For many Steam users, the most frustrating thing about this whole episode is how long it took Valve to take the site down to fix the problem. 90 minutes is a long time for something like this, and ultimately, it resulted in 34,000 accounts becoming exposed. Fueling fury further, Valve has kept largely mum on the issue as it sorted through the details. Fortunately, an update finally came yesterday.
On the day of the debacle, Valve said that the issue was cache-related, and this latest post reaffirms that. While the company is not name-dropping the caching service it uses, the problem overall was caused by a simple configuration error. Why that came about is simple: Valve had to beef-up its caching solution due to the fact that Steam was getting hit hard with a DDoS attack.

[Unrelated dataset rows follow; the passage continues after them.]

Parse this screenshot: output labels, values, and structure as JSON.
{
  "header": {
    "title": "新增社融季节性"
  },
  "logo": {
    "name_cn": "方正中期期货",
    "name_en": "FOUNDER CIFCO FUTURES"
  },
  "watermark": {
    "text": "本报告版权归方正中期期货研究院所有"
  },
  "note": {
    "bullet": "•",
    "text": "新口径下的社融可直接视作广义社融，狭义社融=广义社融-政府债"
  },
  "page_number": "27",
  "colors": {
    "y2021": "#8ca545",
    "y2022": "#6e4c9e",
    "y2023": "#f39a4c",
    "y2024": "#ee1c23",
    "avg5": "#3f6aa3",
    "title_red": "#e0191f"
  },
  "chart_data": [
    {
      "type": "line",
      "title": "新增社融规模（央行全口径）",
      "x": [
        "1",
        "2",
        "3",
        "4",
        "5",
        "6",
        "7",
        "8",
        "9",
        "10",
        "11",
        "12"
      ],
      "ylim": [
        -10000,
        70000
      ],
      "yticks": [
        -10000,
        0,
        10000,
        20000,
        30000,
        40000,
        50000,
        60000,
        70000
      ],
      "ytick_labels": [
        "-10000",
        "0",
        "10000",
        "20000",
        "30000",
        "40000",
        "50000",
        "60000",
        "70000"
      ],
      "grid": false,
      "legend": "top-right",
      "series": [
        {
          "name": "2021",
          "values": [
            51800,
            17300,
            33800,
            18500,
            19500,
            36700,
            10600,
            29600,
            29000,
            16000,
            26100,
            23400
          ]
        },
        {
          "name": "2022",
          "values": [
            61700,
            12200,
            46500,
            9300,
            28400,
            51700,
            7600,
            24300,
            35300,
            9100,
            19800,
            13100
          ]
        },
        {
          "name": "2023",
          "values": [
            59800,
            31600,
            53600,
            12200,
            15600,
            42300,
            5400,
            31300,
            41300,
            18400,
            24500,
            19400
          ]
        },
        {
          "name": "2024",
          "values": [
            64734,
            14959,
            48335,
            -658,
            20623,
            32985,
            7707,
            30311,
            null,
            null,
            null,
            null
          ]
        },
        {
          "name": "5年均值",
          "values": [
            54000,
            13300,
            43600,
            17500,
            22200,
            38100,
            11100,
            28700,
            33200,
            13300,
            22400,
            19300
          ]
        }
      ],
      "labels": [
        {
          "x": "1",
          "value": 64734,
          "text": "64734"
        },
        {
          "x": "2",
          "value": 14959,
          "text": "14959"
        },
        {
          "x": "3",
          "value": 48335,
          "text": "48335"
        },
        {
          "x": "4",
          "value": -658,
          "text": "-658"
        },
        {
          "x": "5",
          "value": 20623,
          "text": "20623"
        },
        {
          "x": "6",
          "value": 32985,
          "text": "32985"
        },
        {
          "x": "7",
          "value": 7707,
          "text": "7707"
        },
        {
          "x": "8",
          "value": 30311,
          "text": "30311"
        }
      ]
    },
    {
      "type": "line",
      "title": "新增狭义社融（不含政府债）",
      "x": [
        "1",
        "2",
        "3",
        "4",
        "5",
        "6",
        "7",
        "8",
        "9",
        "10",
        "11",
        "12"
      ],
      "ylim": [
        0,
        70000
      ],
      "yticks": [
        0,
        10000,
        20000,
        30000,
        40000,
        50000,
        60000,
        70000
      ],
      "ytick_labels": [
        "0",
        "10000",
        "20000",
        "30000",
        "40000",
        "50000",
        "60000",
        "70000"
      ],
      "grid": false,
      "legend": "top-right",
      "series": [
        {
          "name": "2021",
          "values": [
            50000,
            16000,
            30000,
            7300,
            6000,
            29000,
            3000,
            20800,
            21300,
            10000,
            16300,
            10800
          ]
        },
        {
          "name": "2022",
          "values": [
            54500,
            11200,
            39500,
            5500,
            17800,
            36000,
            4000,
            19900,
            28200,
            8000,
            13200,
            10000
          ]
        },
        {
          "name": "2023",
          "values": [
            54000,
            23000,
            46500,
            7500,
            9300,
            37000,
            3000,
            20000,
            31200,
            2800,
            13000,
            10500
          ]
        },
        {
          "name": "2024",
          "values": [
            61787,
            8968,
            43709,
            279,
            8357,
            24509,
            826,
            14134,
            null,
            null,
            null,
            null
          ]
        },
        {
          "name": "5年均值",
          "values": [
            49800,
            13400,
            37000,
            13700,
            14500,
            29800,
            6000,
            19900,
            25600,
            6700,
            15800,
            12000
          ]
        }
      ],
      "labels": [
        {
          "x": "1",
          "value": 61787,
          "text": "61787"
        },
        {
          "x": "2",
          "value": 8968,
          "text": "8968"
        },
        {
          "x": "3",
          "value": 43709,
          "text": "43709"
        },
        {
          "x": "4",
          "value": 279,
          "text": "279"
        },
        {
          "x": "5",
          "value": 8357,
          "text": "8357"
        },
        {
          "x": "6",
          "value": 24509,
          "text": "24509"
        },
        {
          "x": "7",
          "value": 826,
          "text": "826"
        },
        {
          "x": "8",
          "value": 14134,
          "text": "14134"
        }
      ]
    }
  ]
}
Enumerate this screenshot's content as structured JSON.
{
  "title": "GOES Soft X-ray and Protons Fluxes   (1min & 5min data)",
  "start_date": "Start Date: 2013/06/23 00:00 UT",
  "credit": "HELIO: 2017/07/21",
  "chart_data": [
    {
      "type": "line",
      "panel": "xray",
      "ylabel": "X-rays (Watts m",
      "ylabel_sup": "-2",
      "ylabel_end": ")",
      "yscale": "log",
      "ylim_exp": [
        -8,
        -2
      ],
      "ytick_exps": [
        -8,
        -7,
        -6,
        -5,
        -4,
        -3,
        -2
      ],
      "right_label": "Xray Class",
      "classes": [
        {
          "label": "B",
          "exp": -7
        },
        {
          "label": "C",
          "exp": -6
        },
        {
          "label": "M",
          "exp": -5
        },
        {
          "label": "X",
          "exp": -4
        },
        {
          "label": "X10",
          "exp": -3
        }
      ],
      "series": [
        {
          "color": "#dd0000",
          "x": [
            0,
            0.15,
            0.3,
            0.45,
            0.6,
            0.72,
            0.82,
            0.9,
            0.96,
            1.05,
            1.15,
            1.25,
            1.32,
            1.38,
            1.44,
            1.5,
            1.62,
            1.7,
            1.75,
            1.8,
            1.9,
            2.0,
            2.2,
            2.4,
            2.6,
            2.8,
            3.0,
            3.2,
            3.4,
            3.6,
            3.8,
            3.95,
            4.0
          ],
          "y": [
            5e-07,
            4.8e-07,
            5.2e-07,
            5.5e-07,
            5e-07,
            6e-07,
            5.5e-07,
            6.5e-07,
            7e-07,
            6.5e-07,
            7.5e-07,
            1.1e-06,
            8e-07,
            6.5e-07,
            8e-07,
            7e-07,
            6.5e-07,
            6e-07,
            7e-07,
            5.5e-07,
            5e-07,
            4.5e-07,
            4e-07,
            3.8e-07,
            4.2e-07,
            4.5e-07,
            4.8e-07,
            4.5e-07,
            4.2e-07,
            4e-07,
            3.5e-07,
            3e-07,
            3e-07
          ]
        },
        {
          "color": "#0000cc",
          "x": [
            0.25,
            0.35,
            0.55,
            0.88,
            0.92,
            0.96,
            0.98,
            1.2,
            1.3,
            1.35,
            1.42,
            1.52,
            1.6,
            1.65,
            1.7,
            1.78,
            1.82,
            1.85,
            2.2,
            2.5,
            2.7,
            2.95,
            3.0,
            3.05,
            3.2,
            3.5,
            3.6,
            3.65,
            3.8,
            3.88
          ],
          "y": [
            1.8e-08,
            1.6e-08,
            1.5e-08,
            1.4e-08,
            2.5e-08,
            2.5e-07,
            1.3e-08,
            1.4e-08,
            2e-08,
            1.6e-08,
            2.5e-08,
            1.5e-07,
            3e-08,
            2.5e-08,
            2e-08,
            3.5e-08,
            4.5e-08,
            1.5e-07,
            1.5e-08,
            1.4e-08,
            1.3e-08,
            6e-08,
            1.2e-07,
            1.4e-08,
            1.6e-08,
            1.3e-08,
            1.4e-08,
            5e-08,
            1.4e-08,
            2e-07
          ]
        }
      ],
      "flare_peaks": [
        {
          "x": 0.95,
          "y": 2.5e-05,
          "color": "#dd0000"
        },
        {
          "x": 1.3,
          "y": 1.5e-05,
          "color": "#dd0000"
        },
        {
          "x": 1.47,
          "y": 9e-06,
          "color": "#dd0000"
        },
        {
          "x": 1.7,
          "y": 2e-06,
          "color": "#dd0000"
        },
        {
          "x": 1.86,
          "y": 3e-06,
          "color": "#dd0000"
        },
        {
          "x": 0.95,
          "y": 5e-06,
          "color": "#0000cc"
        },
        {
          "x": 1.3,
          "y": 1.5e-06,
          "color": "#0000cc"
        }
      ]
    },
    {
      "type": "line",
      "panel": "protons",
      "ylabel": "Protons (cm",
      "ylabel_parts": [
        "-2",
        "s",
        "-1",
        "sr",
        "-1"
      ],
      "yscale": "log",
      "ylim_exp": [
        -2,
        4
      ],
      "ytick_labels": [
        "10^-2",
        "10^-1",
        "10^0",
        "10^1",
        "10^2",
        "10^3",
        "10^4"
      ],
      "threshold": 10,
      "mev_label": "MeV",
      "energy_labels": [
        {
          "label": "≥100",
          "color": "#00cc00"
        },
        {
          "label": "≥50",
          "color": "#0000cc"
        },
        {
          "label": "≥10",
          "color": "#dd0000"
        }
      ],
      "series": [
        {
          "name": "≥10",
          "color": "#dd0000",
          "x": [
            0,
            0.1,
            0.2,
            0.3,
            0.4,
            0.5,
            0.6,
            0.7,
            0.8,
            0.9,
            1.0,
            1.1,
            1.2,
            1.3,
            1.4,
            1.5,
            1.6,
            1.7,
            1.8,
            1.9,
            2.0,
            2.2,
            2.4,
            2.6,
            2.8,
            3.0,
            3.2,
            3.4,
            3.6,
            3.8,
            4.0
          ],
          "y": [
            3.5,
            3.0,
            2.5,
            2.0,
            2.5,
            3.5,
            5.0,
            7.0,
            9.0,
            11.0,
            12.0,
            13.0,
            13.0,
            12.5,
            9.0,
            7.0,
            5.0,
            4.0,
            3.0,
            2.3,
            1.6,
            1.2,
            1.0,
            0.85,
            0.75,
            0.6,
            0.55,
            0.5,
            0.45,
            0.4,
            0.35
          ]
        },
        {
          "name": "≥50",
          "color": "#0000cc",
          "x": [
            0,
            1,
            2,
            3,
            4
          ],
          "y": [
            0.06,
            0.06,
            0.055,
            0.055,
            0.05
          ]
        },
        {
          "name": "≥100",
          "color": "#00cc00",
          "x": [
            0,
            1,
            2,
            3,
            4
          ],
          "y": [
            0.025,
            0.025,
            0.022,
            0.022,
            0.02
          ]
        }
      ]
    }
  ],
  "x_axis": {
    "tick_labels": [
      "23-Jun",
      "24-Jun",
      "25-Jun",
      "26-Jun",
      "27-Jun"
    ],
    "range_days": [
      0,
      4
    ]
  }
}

The post notes that during the attack, the site experienced 2000% more traffic over the average during a Steam sale. So while the DDoS itself isn’t what caused this to happen, it led to this mistake happening.
The risk to exposed users is very low, as truly important information was left secured. Only the final 2 digits of exposed user credit cards were revealed, and the final four digits of their phone number. Still, this is not a great thing to happen, and once Valve figures out who those 34,000 users were, they will be reached-out to.
This needs to be a lesson to any company that offers online services; a mere caching configuration issue can really ruin your day.